How does the EU’s DAC 7 affect Israeli website operators?

Israeli and other non-EU platform operators covering the EU are supposed to report under DAC 7.

Israel Start up (photo credit: INGIMAGE)
Israel Start up
(photo credit: INGIMAGE)

At the beginning of 2023, the EU implemented new reporting rules in EU Directive DAC 7 for digital platform operators everywhere, including, potentially, Israel. The EU has around 450 million affluent consumers in 27 countries. Here is an overview of DAC 7:

Which platforms? 

A platform is broadly defined and includes any software, such as a website and applications, and mobile applications accessible by users, allowing sellers to be connected to other users for carrying out, collecting or paying for certain “relevant activities.”

Who must report? 

Platform operators must generally report under DAC 7 if they are resident, incorporated or have a place of management or permanent establishment in the EU; or they facilitate relevant activities carried by EU sellers or involving real estate (immovable property) in an EU country. The EU may relieve non-EU platform operators from other countries that have information-exchange agreements with the EU but haven’t yet done so.

Therefore, Israeli and other non-EU platform operators covering the EU are supposed to report under DAC 7.

Platform operators may be excluded from reporting if they demonstrate upfront and annually to an EU tax authority that they have no reportable sellers according to their business model.

What relevant activities are covered?

Relevant activities, if carried out for consideration, include: rental of real estate; personal service, i.e., time- or task-based work performed by one or more individuals; sale of goods; rental of transportation.

House and calculator [Illustrative]. (credit: INGIMAGE)
House and calculator [Illustrative]. (credit: INGIMAGE)

The following activities are not covered: payments processing; listing a relevant activity; advertising; redirecting or transferring users to a platform.

Also not covered are sellers who are: government entities; publicly traded groups; entities with more than 2,000 immovable property rentals facilitated by the platform operator, or with fewer than 30 €2,000 sale-of-goods activities in the year concerned.

Information needed

A platform operator must generally collect information about EU sellers and real estate for reporting purposes, including: name; primary address, i.e., residence or registered office; taxpayer identification number (TIN) or place of birth; VAT identification number ,where available; date of birth, if an individual; business registration number; any EU permanent establishment; financial account identifier (bank account, etc.); consideration paid or credited each quarter, also in fiat currency terms if cryptocurrency was used; address and number of days each property was listed, where relevant; fees, commissions and withholding tax levied by the platform operator.

Due diligence needed

The platform is required to check whether the information it collected is reliable, using all information and documents available in its records as well as electronic interfaces made available free of charge by EU countries to check TIN and VAT numbers.

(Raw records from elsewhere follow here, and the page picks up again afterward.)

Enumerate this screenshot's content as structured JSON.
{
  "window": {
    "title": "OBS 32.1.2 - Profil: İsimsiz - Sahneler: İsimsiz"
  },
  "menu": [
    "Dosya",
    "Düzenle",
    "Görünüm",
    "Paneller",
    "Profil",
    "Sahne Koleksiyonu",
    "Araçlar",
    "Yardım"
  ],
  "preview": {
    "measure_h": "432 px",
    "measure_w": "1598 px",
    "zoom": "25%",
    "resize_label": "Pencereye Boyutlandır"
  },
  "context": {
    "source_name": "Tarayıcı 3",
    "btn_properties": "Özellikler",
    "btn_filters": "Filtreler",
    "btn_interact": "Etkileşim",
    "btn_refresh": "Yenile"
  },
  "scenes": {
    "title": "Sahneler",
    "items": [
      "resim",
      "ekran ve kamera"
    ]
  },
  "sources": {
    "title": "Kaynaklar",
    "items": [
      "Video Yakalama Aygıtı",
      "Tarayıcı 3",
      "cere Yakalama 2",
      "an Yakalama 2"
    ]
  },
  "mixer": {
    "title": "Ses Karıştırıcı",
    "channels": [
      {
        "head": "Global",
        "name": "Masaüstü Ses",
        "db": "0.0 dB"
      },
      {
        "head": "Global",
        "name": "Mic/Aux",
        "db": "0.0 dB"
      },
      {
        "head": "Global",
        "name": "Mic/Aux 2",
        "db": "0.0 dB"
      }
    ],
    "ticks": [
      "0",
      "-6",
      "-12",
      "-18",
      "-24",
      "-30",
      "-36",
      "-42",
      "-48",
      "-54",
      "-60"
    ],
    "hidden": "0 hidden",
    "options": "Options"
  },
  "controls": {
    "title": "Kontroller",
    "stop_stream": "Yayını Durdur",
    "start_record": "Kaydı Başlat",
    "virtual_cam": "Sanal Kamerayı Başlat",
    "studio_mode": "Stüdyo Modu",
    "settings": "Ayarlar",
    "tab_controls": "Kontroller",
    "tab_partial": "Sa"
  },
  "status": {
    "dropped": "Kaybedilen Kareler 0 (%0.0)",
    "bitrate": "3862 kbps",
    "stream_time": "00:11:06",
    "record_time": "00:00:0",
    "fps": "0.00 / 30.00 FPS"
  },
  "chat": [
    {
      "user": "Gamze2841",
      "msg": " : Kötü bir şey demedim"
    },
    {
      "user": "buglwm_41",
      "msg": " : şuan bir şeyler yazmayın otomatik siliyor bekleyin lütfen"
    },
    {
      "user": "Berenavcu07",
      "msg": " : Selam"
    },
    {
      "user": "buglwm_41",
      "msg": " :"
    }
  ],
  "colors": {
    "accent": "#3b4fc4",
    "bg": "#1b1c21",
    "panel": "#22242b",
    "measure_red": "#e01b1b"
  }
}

If the platform operator has reason to know of any inaccuracy, it should ask the seller to correct the information and provide supporting documentation, e.g., government-issued ID document, tax residency certificate.

The seller is considered resident where the primary address is located and in the TIN country if different.

Due diligence may optionally be restricted to active sellers paid or credited in that year. Third-party, due-diligence service providers may be used at the platform operator’s responsibility.


Due diligence must be completed by December 31 of the year concerned, and the report must be filed by January 31 with the tax authority in the EU country of residence, including incorporation, permanent establishment, reportable seller and real estate. The first DAC 7 report will be due from digital platform operators by January 31, 2024.

Getting ready

EU and non-EU platform operators may need to adapt their business model, systems, data collection and validation and terms and conditions. Data protection rules apply (Article 25).


DAC 7 requires much reporting but not tax from digital platform operators. Examples of relevant activities may include livestreaming, food delivery, ride-hailing and online training. This should help EU tax authorities to enforce tax collection from those reported.

Separate EU directives generally require non-EU B2C (business to consumer) sellers to register for VAT purposes in at least one of the EU countries unless they sell physical goods that pass through Customs.

In the case of B2B (business to business) sales by non-EU business sellers, the EU business customer must generally report the EU VAT, using the reverse-charge (self-billing) approach.

What about the US? 

Most US states now impose comparable or stricter sales-tax collection obligations on out-of-state sellers and marketplace facilitators, above prescribed dollar sales or quantity levels. This follows the US Supreme Court Wayfair Case judgment in 2018. This should be checked out state by state.

As always, consult experienced tax advisers in each country at an early stage in specific cases.

The writer is a certified public accountant and tax specialist at Harris Consulting & Tax Ltd.